Two hours and twenty-three minutes. Wouldn’t you think you would care about at least one character after devoting that amount time to a film? I’ve got to hand it to director Michael Mann, those high definition cameras sure are...functional, even though they do nothing to help make this movie interesting. I guess he was so excited to use the equipment that he didn’t notice that he had created a complete bore.
I can’t lay all the blame on Mann though. As usual, the writers assigned to this film either had no interest in it whatsoever, or have the writing skills of a turtle. Did I mention they were adapting a book? A book about an actual person with a well-documented life? Hell, there’s even video footage of John Dillinger to reference. And what the hell was the author doing? He was a consultant on this film and didn’t think there was an issue with only showing three minutes of bank robberies. In fairness, I haven’t read the book, but if it’s as boring and pointless as this film was, I never will.
Normally, this is the point where I would start telling you about the movie and it’s story, but that’s impossible in this instance because there was no plot. I think the film was supposed to be a biopic, but we learned nothing new about Dillinger’s life. The film focuses on the year between Dillinger’s release from prison and death. Since we already know how Dillinger’s life ends, we’re expecting to get some insight into that time period and what happened. Instead, we’re given a mishmash of some FBI guys chasing him, shootouts, some French/Native American girl, and a smidgen of crime. Does that sound like an intriguing look at one of the most dangerous, ruthless criminals in the history of the country? It’s more like a Saturday morning cartoon.
If you don’t know anything about Dillinger, here’s a quick summary of that last year of his life. He robbed twelve banks and four police stations, broke out of prison twice and killed at least seven people. And, he was practically a celebrity to the public, since he was robbing the banks that many people blamed the Great Depression on. As a filmmaker, how do you fuck that up? How cool would it have been to see him robbing a police station? Instead, we get a guy who smirks at his own visage in a theater, refuses to take some poor schmo’s six dollars during a robbery, and has sex with his clothes on. No wonder J. Edgar Hoover was denied a funding increase. If Dillinger was public enemy number one, then public enemy number two must have been some guy who stole candy from a baby.
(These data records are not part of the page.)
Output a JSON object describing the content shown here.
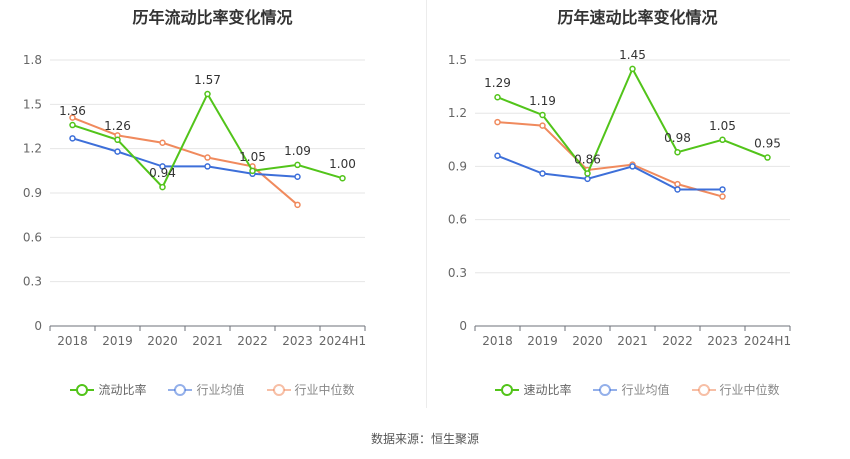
{
  "source_text": "数据来源：恒生聚源",
  "chart_data": [
    {
      "type": "line",
      "title": "历年流动比率变化情况",
      "categories": [
        "2018",
        "2019",
        "2020",
        "2021",
        "2022",
        "2023",
        "2024H1"
      ],
      "yticks": [
        "0",
        "0.3",
        "0.6",
        "0.9",
        "1.2",
        "1.5",
        "1.8"
      ],
      "ylim": [
        0,
        1.8
      ],
      "series": [
        {
          "name": "流动比率",
          "color": "#52c41a",
          "values": [
            1.36,
            1.26,
            0.94,
            1.57,
            1.05,
            1.09,
            1.0
          ],
          "labels": [
            "1.36",
            "1.26",
            "0.94",
            "1.57",
            "1.05",
            "1.09",
            "1.00"
          ]
        },
        {
          "name": "行业均值",
          "color": "#3d6fd9",
          "values": [
            1.27,
            1.18,
            1.08,
            1.08,
            1.03,
            1.01,
            null
          ],
          "labels": []
        },
        {
          "name": "行业中位数",
          "color": "#f08a5d",
          "values": [
            1.41,
            1.29,
            1.24,
            1.14,
            1.08,
            0.82,
            null
          ],
          "labels": []
        }
      ],
      "legend": "bottom",
      "grid": true
    },
    {
      "type": "line",
      "title": "历年速动比率变化情况",
      "categories": [
        "2018",
        "2019",
        "2020",
        "2021",
        "2022",
        "2023",
        "2024H1"
      ],
      "yticks": [
        "0",
        "0.3",
        "0.6",
        "0.9",
        "1.2",
        "1.5"
      ],
      "ylim": [
        0,
        1.5
      ],
      "series": [
        {
          "name": "速动比率",
          "color": "#52c41a",
          "values": [
            1.29,
            1.19,
            0.86,
            1.45,
            0.98,
            1.05,
            0.95
          ],
          "labels": [
            "1.29",
            "1.19",
            "0.86",
            "1.45",
            "0.98",
            "1.05",
            "0.95"
          ]
        },
        {
          "name": "行业均值",
          "color": "#3d6fd9",
          "values": [
            0.96,
            0.86,
            0.83,
            0.9,
            0.77,
            0.77,
            null
          ],
          "labels": []
        },
        {
          "name": "行业中位数",
          "color": "#f08a5d",
          "values": [
            1.15,
            1.13,
            0.88,
            0.91,
            0.8,
            0.73,
            null
          ],
          "labels": []
        }
      ],
      "legend": "bottom",
      "grid": true
    }
  ]
}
Even with the lack of any kind of plot, the characters could have saved this film if the director and writers had spent any kind of time developing them. Among the dozens of criminals and FBI agents are John Dillinger, Baby Face Nelson, Pretty Boy Floyd, and J. Edgar Hoover. These are four of the most interesting people of the twentieth century and the only thing we learned is that those actors sure looked good in high-def. The characters we are supposed to care about are Dillinger, Agent Melvin Purvis, and Billie Frechette. Purvis is the agent heading the task force to catch Dillinger and Frechette is he girl I mentioned earlier.
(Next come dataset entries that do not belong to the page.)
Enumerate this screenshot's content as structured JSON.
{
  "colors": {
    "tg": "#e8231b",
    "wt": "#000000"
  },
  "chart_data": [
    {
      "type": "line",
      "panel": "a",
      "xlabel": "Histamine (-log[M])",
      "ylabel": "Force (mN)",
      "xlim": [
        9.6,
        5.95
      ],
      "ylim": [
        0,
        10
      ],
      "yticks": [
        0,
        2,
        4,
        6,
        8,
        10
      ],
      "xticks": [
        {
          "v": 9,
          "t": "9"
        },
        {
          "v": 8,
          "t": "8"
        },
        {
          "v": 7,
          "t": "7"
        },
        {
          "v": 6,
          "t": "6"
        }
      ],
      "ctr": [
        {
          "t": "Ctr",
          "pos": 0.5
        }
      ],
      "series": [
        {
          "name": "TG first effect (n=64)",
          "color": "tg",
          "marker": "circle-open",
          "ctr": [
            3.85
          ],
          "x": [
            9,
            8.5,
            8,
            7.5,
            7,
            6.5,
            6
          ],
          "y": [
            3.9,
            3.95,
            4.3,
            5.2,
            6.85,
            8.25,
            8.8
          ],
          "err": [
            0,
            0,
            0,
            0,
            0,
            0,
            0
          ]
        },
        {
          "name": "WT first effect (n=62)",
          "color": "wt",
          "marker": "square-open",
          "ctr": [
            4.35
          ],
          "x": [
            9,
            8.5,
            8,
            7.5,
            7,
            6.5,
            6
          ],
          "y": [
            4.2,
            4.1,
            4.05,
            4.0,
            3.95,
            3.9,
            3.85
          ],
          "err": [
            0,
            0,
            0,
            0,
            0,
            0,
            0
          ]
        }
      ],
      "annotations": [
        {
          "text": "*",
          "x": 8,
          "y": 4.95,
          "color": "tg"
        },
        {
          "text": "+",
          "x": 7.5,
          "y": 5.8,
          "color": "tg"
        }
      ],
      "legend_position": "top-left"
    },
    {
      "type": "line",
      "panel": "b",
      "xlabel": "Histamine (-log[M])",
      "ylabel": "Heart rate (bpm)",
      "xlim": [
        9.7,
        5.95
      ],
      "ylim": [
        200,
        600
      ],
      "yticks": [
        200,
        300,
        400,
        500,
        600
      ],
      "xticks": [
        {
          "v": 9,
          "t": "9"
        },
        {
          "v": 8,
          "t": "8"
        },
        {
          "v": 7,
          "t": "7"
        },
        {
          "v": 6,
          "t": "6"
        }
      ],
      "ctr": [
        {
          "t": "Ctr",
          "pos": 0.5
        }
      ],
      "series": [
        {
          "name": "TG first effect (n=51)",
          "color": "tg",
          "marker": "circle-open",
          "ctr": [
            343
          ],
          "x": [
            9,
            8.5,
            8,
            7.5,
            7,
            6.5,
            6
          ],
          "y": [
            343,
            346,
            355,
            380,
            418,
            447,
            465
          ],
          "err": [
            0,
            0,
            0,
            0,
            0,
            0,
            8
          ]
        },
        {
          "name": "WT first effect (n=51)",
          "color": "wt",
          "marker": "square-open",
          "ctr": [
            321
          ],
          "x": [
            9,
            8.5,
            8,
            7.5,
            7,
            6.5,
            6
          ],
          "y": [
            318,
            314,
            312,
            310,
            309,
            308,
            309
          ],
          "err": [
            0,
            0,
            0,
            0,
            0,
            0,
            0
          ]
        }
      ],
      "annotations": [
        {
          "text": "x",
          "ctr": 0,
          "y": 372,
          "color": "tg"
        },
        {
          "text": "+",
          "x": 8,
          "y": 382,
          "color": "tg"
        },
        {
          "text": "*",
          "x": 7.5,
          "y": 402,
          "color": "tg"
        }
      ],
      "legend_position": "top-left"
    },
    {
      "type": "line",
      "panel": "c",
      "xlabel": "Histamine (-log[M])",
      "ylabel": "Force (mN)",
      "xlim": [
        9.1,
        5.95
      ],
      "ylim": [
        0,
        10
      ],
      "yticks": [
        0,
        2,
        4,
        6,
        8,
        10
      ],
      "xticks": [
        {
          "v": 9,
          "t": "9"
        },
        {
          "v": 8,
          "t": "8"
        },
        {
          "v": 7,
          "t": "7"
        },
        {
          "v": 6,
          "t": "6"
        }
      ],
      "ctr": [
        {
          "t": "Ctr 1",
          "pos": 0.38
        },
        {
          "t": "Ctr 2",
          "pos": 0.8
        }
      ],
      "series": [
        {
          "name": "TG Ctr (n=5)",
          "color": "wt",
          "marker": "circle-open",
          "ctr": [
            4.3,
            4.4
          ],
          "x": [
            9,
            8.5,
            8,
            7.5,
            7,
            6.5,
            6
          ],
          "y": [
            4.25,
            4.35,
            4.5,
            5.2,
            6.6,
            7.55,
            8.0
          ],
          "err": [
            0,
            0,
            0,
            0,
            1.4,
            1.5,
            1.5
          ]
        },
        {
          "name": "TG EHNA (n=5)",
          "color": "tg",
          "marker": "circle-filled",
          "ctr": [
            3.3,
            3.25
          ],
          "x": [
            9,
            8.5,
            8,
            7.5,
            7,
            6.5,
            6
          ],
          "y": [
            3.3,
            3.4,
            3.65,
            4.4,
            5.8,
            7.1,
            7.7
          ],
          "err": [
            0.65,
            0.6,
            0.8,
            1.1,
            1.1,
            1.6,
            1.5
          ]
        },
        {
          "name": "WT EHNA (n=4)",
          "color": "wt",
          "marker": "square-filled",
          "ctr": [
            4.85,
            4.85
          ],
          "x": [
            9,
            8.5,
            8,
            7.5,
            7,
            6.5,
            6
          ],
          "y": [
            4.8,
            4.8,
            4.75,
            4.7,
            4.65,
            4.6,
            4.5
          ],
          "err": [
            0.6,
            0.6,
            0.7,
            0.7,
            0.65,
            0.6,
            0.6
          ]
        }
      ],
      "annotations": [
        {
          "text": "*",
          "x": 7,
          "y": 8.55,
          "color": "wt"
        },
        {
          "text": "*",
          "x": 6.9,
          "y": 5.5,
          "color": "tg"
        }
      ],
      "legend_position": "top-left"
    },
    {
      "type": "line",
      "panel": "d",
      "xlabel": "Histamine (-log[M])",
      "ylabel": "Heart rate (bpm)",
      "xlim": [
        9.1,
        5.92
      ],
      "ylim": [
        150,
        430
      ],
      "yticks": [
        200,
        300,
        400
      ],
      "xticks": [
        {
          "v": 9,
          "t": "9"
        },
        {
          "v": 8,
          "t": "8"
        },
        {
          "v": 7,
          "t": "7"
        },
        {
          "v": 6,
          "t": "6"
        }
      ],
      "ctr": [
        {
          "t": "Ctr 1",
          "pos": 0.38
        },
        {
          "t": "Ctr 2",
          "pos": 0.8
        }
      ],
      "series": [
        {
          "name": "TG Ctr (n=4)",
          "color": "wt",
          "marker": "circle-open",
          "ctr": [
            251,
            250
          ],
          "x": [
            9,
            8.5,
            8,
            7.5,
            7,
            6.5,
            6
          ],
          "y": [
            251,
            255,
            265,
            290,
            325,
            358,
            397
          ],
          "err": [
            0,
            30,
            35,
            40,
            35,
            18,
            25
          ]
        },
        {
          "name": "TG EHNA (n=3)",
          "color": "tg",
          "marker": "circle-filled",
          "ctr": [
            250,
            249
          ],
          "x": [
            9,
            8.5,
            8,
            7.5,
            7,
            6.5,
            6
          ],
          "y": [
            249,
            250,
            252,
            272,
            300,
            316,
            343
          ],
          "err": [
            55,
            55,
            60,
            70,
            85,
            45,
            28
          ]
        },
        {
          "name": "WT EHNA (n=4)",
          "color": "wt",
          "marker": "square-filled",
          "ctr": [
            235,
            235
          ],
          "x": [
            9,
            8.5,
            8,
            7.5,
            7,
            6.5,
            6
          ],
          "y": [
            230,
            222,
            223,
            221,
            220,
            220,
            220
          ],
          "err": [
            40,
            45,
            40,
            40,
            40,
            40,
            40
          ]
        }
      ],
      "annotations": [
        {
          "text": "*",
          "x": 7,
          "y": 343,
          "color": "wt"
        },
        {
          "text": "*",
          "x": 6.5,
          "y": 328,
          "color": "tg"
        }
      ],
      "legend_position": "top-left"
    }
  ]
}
Frechette is the easiest one to overlook, since she has little impact on the film or Dillinger, plus Dillinger seems to barely care about her. Even when she’s arrested and put in prison, Dillinger gives her about thirty seconds of thought before moving on to a hooker. If he doesn’t care, why should we? Similarly, we are just as apathetic about Purvis. One minute he is approving the torture of a suspect for information, the next he is carrying Frechette to the restroom after another agent beats her up. He blows multiple chances to apprehend Dillinger, then allows his agents to shoot him in the back of the head in the middle of a crowded sidewalk. Please explain to me why we are supposed to give two shits about this guy, even though he is supposed to be the main character. If nothing else, my only feeling was that he should have been fired for doing such a poor job.
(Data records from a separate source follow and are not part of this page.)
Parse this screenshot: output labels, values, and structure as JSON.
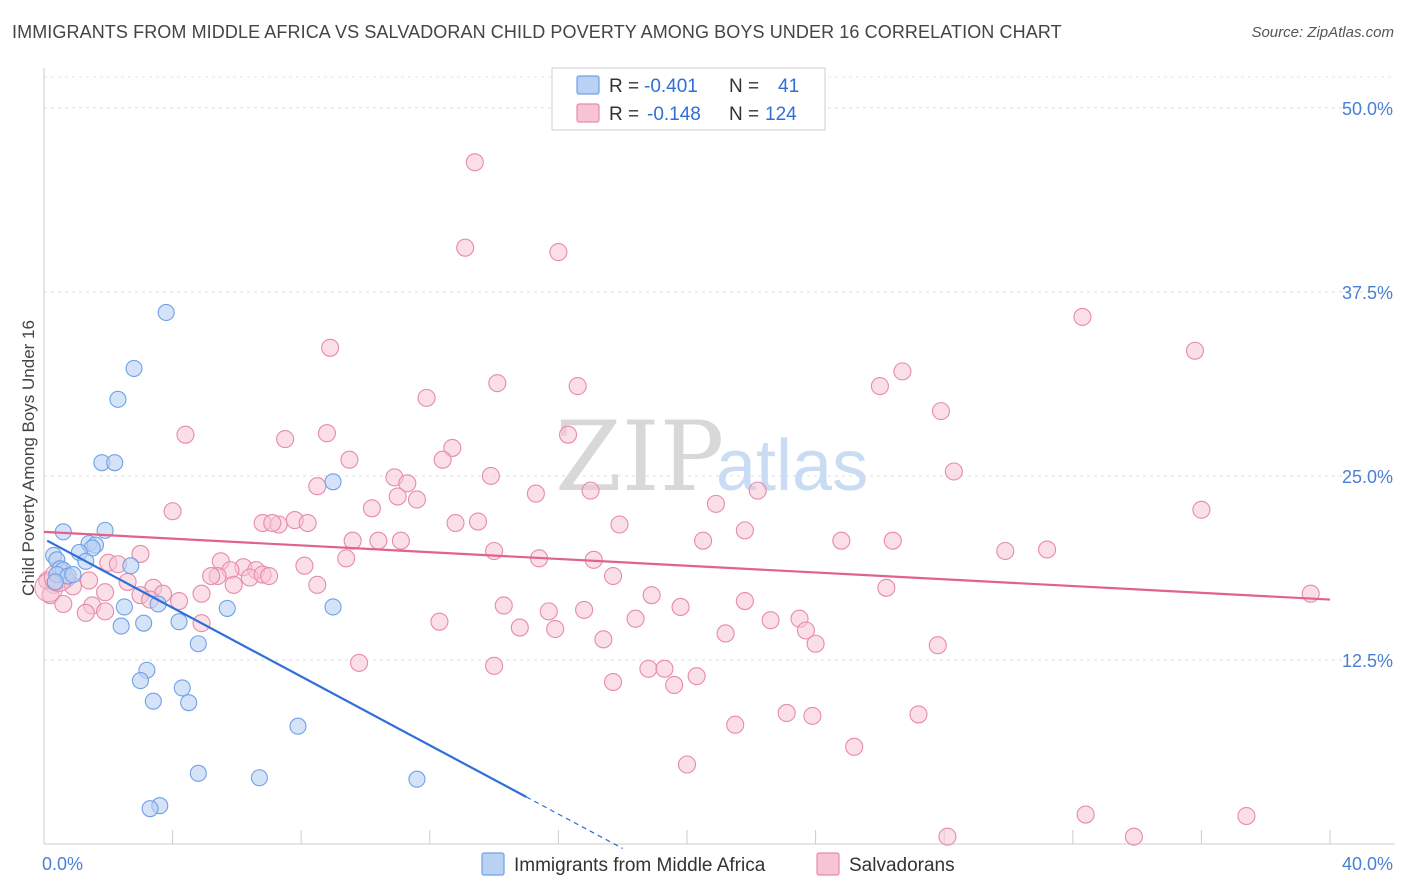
{
  "title": "IMMIGRANTS FROM MIDDLE AFRICA VS SALVADORAN CHILD POVERTY AMONG BOYS UNDER 16 CORRELATION CHART",
  "source": "Source: ZipAtlas.com",
  "watermark": {
    "zip": "ZIP",
    "atlas": "atlas"
  },
  "colors": {
    "blue": "#6fa0e8",
    "blue_fill": "#b9d1f3",
    "blue_line": "#2f6fd8",
    "pink": "#e88aaa",
    "pink_fill": "#f6c4d4",
    "pink_line": "#e0628d"
  },
  "chart_data": {
    "type": "scatter",
    "title": "IMMIGRANTS FROM MIDDLE AFRICA VS SALVADORAN CHILD POVERTY AMONG BOYS UNDER 16 CORRELATION CHART",
    "xlabel": "",
    "ylabel": "Child Poverty Among Boys Under 16",
    "xlim": [
      0,
      40
    ],
    "ylim": [
      0,
      52.5
    ],
    "x_tick_labels": [
      "0.0%",
      "40.0%"
    ],
    "y_tick_labels": [
      "12.5%",
      "25.0%",
      "37.5%",
      "50.0%"
    ],
    "y_ticks": [
      12.5,
      25.0,
      37.5,
      50.0
    ],
    "legend": [
      {
        "label": "R =",
        "r": "-0.401",
        "n_label": "N =",
        "n": "41"
      },
      {
        "label": "R =",
        "r": "-0.148",
        "n_label": "N =",
        "n": "124"
      }
    ],
    "series": [
      {
        "name": "Immigrants from Middle Africa",
        "trend": {
          "x0": 0.1,
          "y0": 20.6,
          "x1": 15.0,
          "y1": 3.2,
          "dash_to_x": 18.0
        },
        "points": [
          [
            3.8,
            36.1
          ],
          [
            2.8,
            32.3
          ],
          [
            2.3,
            30.2
          ],
          [
            1.8,
            25.9
          ],
          [
            2.2,
            25.9
          ],
          [
            8.99,
            24.6
          ],
          [
            0.6,
            21.2
          ],
          [
            1.9,
            21.3
          ],
          [
            1.4,
            20.4
          ],
          [
            1.6,
            20.3
          ],
          [
            1.5,
            20.1
          ],
          [
            1.1,
            19.8
          ],
          [
            0.3,
            19.6
          ],
          [
            0.4,
            19.3
          ],
          [
            1.3,
            19.2
          ],
          [
            2.7,
            18.9
          ],
          [
            0.5,
            18.7
          ],
          [
            0.6,
            18.6
          ],
          [
            0.4,
            18.3
          ],
          [
            0.75,
            18.2
          ],
          [
            0.9,
            18.3
          ],
          [
            0.35,
            17.8
          ],
          [
            2.5,
            16.1
          ],
          [
            3.55,
            16.3
          ],
          [
            5.7,
            16.0
          ],
          [
            8.99,
            16.1
          ],
          [
            4.2,
            15.1
          ],
          [
            3.1,
            15.0
          ],
          [
            2.4,
            14.8
          ],
          [
            4.8,
            13.6
          ],
          [
            3.2,
            11.8
          ],
          [
            3.0,
            11.1
          ],
          [
            4.3,
            10.6
          ],
          [
            3.4,
            9.7
          ],
          [
            4.5,
            9.6
          ],
          [
            7.9,
            8.0
          ],
          [
            4.8,
            4.8
          ],
          [
            6.7,
            4.5
          ],
          [
            11.6,
            4.4
          ],
          [
            3.6,
            2.6
          ],
          [
            3.3,
            2.4
          ]
        ]
      },
      {
        "name": "Salvadorans",
        "trend": {
          "x0": 0.0,
          "y0": 21.2,
          "x1": 40.0,
          "y1": 16.6
        },
        "points": [
          [
            13.4,
            46.3
          ],
          [
            13.1,
            40.5
          ],
          [
            16.0,
            40.2
          ],
          [
            32.3,
            35.8
          ],
          [
            35.8,
            33.5
          ],
          [
            8.9,
            33.7
          ],
          [
            26.7,
            32.1
          ],
          [
            14.1,
            31.3
          ],
          [
            16.6,
            31.1
          ],
          [
            26.0,
            31.1
          ],
          [
            11.9,
            30.3
          ],
          [
            27.9,
            29.4
          ],
          [
            8.8,
            27.9
          ],
          [
            4.4,
            27.8
          ],
          [
            7.5,
            27.5
          ],
          [
            16.3,
            27.8
          ],
          [
            12.7,
            26.9
          ],
          [
            9.5,
            26.1
          ],
          [
            12.4,
            26.1
          ],
          [
            28.3,
            25.3
          ],
          [
            13.9,
            25.0
          ],
          [
            10.9,
            24.9
          ],
          [
            11.3,
            24.5
          ],
          [
            8.5,
            24.3
          ],
          [
            22.2,
            24.0
          ],
          [
            15.3,
            23.8
          ],
          [
            17.0,
            24.0
          ],
          [
            11.0,
            23.6
          ],
          [
            11.6,
            23.4
          ],
          [
            20.9,
            23.1
          ],
          [
            36.0,
            22.7
          ],
          [
            4.0,
            22.6
          ],
          [
            10.2,
            22.8
          ],
          [
            7.8,
            22.0
          ],
          [
            6.8,
            21.8
          ],
          [
            7.3,
            21.7
          ],
          [
            12.8,
            21.8
          ],
          [
            13.5,
            21.9
          ],
          [
            17.9,
            21.7
          ],
          [
            21.8,
            21.3
          ],
          [
            7.1,
            21.8
          ],
          [
            8.2,
            21.8
          ],
          [
            24.8,
            20.6
          ],
          [
            20.5,
            20.6
          ],
          [
            9.6,
            20.6
          ],
          [
            10.4,
            20.6
          ],
          [
            11.1,
            20.6
          ],
          [
            26.4,
            20.6
          ],
          [
            14.0,
            19.9
          ],
          [
            29.9,
            19.9
          ],
          [
            31.2,
            20.0
          ],
          [
            15.4,
            19.4
          ],
          [
            17.1,
            19.3
          ],
          [
            9.4,
            19.4
          ],
          [
            3.0,
            19.7
          ],
          [
            2.0,
            19.1
          ],
          [
            2.3,
            19.0
          ],
          [
            5.5,
            19.2
          ],
          [
            8.1,
            18.9
          ],
          [
            6.2,
            18.8
          ],
          [
            5.8,
            18.6
          ],
          [
            6.6,
            18.6
          ],
          [
            5.4,
            18.2
          ],
          [
            5.2,
            18.2
          ],
          [
            6.4,
            18.1
          ],
          [
            6.8,
            18.3
          ],
          [
            7.0,
            18.2
          ],
          [
            17.7,
            18.2
          ],
          [
            0.7,
            18.0
          ],
          [
            1.4,
            17.9
          ],
          [
            0.3,
            17.6
          ],
          [
            0.1,
            17.9
          ],
          [
            0.9,
            17.5
          ],
          [
            2.6,
            17.8
          ],
          [
            5.9,
            17.6
          ],
          [
            8.5,
            17.6
          ],
          [
            26.2,
            17.4
          ],
          [
            39.4,
            17.0
          ],
          [
            4.9,
            17.0
          ],
          [
            3.4,
            17.4
          ],
          [
            1.9,
            17.1
          ],
          [
            3.7,
            17.0
          ],
          [
            3.0,
            16.9
          ],
          [
            0.2,
            16.9
          ],
          [
            3.3,
            16.6
          ],
          [
            4.2,
            16.5
          ],
          [
            0.6,
            16.3
          ],
          [
            1.5,
            16.2
          ],
          [
            21.8,
            16.5
          ],
          [
            18.9,
            16.9
          ],
          [
            19.8,
            16.1
          ],
          [
            14.3,
            16.2
          ],
          [
            16.8,
            15.9
          ],
          [
            15.7,
            15.8
          ],
          [
            1.9,
            15.8
          ],
          [
            1.3,
            15.7
          ],
          [
            4.9,
            15.0
          ],
          [
            12.3,
            15.1
          ],
          [
            18.4,
            15.3
          ],
          [
            22.6,
            15.2
          ],
          [
            23.5,
            15.3
          ],
          [
            14.8,
            14.7
          ],
          [
            15.9,
            14.6
          ],
          [
            23.7,
            14.5
          ],
          [
            21.2,
            14.3
          ],
          [
            17.4,
            13.9
          ],
          [
            24.0,
            13.6
          ],
          [
            27.8,
            13.5
          ],
          [
            9.8,
            12.3
          ],
          [
            14.0,
            12.1
          ],
          [
            18.8,
            11.9
          ],
          [
            19.3,
            11.9
          ],
          [
            20.3,
            11.4
          ],
          [
            17.7,
            11.0
          ],
          [
            19.6,
            10.8
          ],
          [
            23.1,
            8.9
          ],
          [
            23.9,
            8.7
          ],
          [
            21.5,
            8.1
          ],
          [
            27.2,
            8.8
          ],
          [
            25.2,
            6.6
          ],
          [
            20.0,
            5.4
          ],
          [
            32.4,
            2.0
          ],
          [
            37.4,
            1.9
          ],
          [
            28.1,
            0.5
          ],
          [
            33.9,
            0.5
          ]
        ]
      }
    ]
  },
  "bottom_legend": [
    "Immigrants from Middle Africa",
    "Salvadorans"
  ]
}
As an exclamation mark to characters we don’t care about, Dillinger’s best friend, Red, is killed during an attack on their hideout. Since, we were given no information about this guy or his relationship with Dillinger, we have no sympathy for him or Dillinger when he dies. For all of the emotion shown by Dillinger for his dying best friend, he could have been flushing a goldfish down the toilet.
In the end, we’re left with a film that is not entertaining to anyone. The action sequences were even a bust, due to the insistence that it be done in high definition, which was actually detrimental to the visuals. It was difficult to tell what was going on during these scenes, other than bullets kicking up dirt and mortar and rarely making contact with a human. Add in the fact that it was shaking during these scenes and you can rest assured that Mann was most likely the person holding the camera. It was all he really cared about anyway.
Rating: Ask for $7.50 back. It’s the only thing you’ll care about after this film.